United Kingdom: First quarter GDP contraction worse than previously estimated
May 30, 2012
In the first quarter, GDP contracted a seasonally adjusted 0.3% over the previous quarter, according to the second estimate released by the Office for National Statistics (ONS) on 24 May. The figure was revised down a notch from the preliminary estimate of a 0.2% decline released on 25 April and thus mirrored the drop recorded in the preceding quarter. Compared to the same period last year, the economy posted a 0.1% contraction, which contrasted the 0.5% rise recorded in the final quarter of 2011. The quarterly decline was the result of a deterioration in both the domestic and external sectors. Gross fixed capital formation remained in negative territory by posting a 0.3% contraction (Q4 2011: -0.6% quarter-on-quarter). Moreover, a decline in inventories represented a further drag on first quarter growth. Moreover, private consumption moderated to a paltry 0.1% increase (Q4 2011: +0.4% qoq) which, nevertheless, was offset by a surprising 1.6% expansion in government spending, which represents its fastest pace of expansion in four years.
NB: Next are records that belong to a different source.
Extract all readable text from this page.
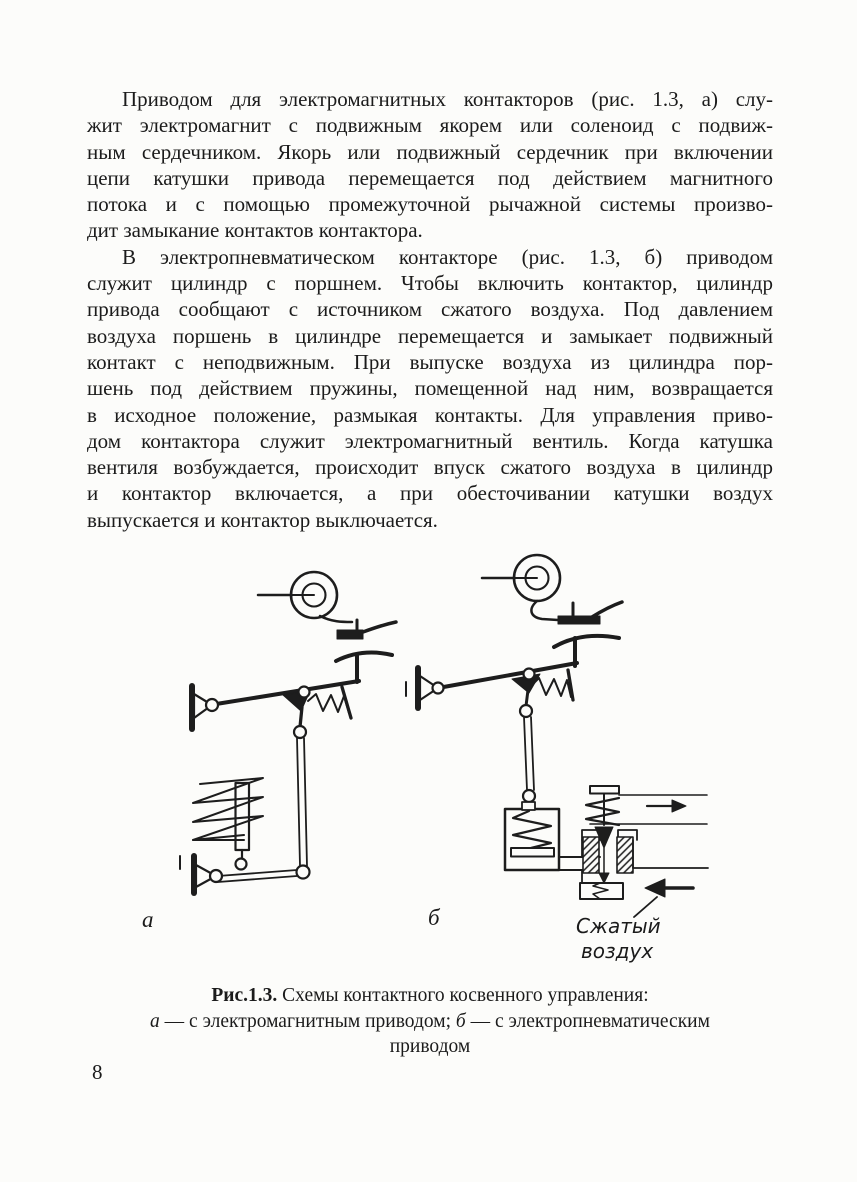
Приводом для электромагнитных контакторов (рис. 1.3, а) слу-
жит электромагнит с подвижным якорем или соленоид с подвиж-
ным сердечником. Якорь или подвижный сердечник при включении
цепи катушки привода перемещается под действием магнитного
потока и с помощью промежуточной рычажной системы произво-
дит замыкание контактов контактора.
В электропневматическом контакторе (рис. 1.3, б) приводом
служит цилиндр с поршнем. Чтобы включить контактор, цилиндр
привода сообщают с источником сжатого воздуха. Под давлением
воздуха поршень в цилиндре перемещается и замыкает подвижный
контакт с неподвижным. При выпуске воздуха из цилиндра пор-
шень под действием пружины, помещенной над ним, возвращается
в исходное положение, размыкая контакты. Для управления приво-
дом контактора служит электромагнитный вентиль. Когда катушка
вентиля возбуждается, происходит впуск сжатого воздуха в цилиндр
и контактор включается, а при обесточивании катушки воздух
выпускается и контактор выключается.
а	б	Сжатый
воздух
Рис.1.3. Схемы контактного косвенного управления:
а — с электромагнитным приводом; б — с электропневматическим
приводом
8
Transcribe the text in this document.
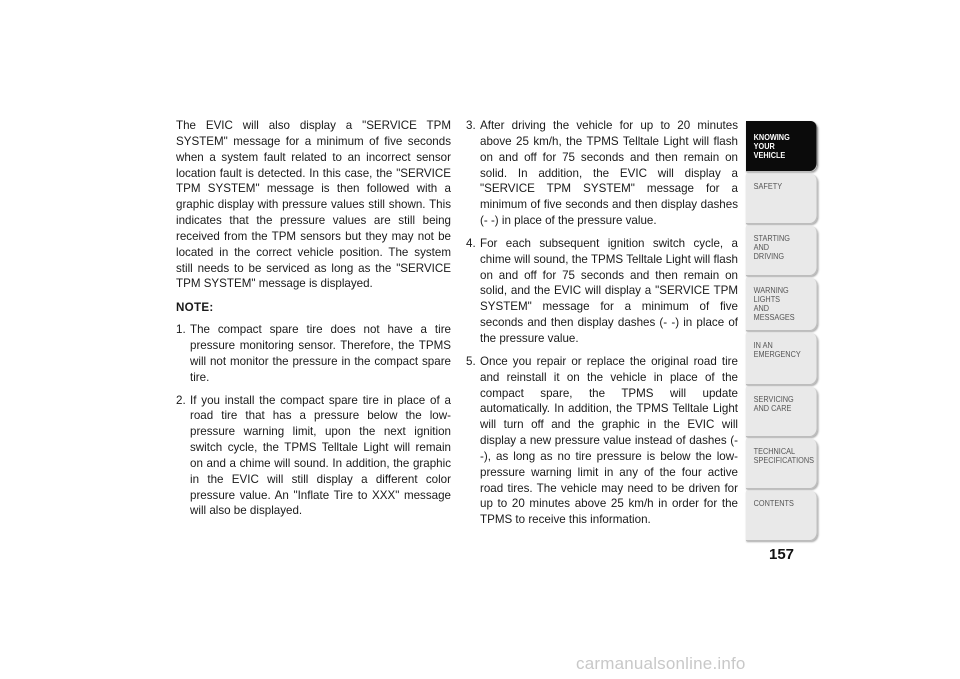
The EVIC will also display a "SERVICE TPM SYSTEM" message for a minimum of five seconds when a system fault related to an incorrect sensor location fault is detected. In this case, the "SERVICE TPM SYSTEM" message is then followed with a graphic display with pressure values still shown. This indicates that the pressure values are still being received from the TPM sensors but they may not be located in the correct vehicle position. The system still needs to be serviced as long as the "SERVICE TPM SYSTEM" message is displayed.

NOTE:

1. The compact spare tire does not have a tire pressure monitoring sensor. Therefore, the TPMS will not monitor the pressure in the compact spare tire.
2. If you install the compact spare tire in place of a road tire that has a pressure below the low-pressure warning limit, upon the next ignition switch cycle, the TPMS Telltale Light will remain on and a chime will sound. In addition, the graphic in the EVIC will still display a different color pressure value. An "Inflate Tire to XXX" message will also be displayed.
3. After driving the vehicle for up to 20 minutes above 25 km/h, the TPMS Telltale Light will flash on and off for 75 seconds and then remain on solid. In addition, the EVIC will display a "SERVICE TPM SYSTEM" message for a minimum of five seconds and then display dashes (- -) in place of the pressure value.
4. For each subsequent ignition switch cycle, a chime will sound, the TPMS Telltale Light will flash on and off for 75 seconds and then remain on solid, and the EVIC will display a "SERVICE TPM SYSTEM" message for a minimum of five seconds and then display dashes (- -) in place of the pressure value.
5. Once you repair or replace the original road tire and reinstall it on the vehicle in place of the compact spare, the TPMS will update automatically. In addition, the TPMS Telltale Light will turn off and the graphic in the EVIC will display a new pressure value instead of dashes (- -), as long as no tire pressure is below the low-pressure warning limit in any of the four active road tires. The vehicle may need to be driven for up to 20 minutes above 25 km/h in order for the TPMS to receive this information.
KNOWING
YOUR
VEHICLE
SAFETY
STARTING
AND
DRIVING
WARNING
LIGHTS
AND
MESSAGES
IN AN
EMERGENCY
SERVICING
AND CARE
TECHNICAL
SPECIFICATIONS
CONTENTS
157
carmanualsonline.info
Exports grew only 0.1% over the previous quarter, which came in well below the 1.6% expansion seen in Q4 2011. Imports followed suit and moderated to a 0.4% rise, which was down from the 0.9% increase recorded in the preceding quarter. As a result, the external sector's net contribution to overall growth swung from plus 0.2 percentage points in the fourth quarter to minus 0.1 percentage points in the first. Based on figures from its latest inflation report from May, the Bank of England projects the economy to grow 0.6% this year and 2.1% in 2013.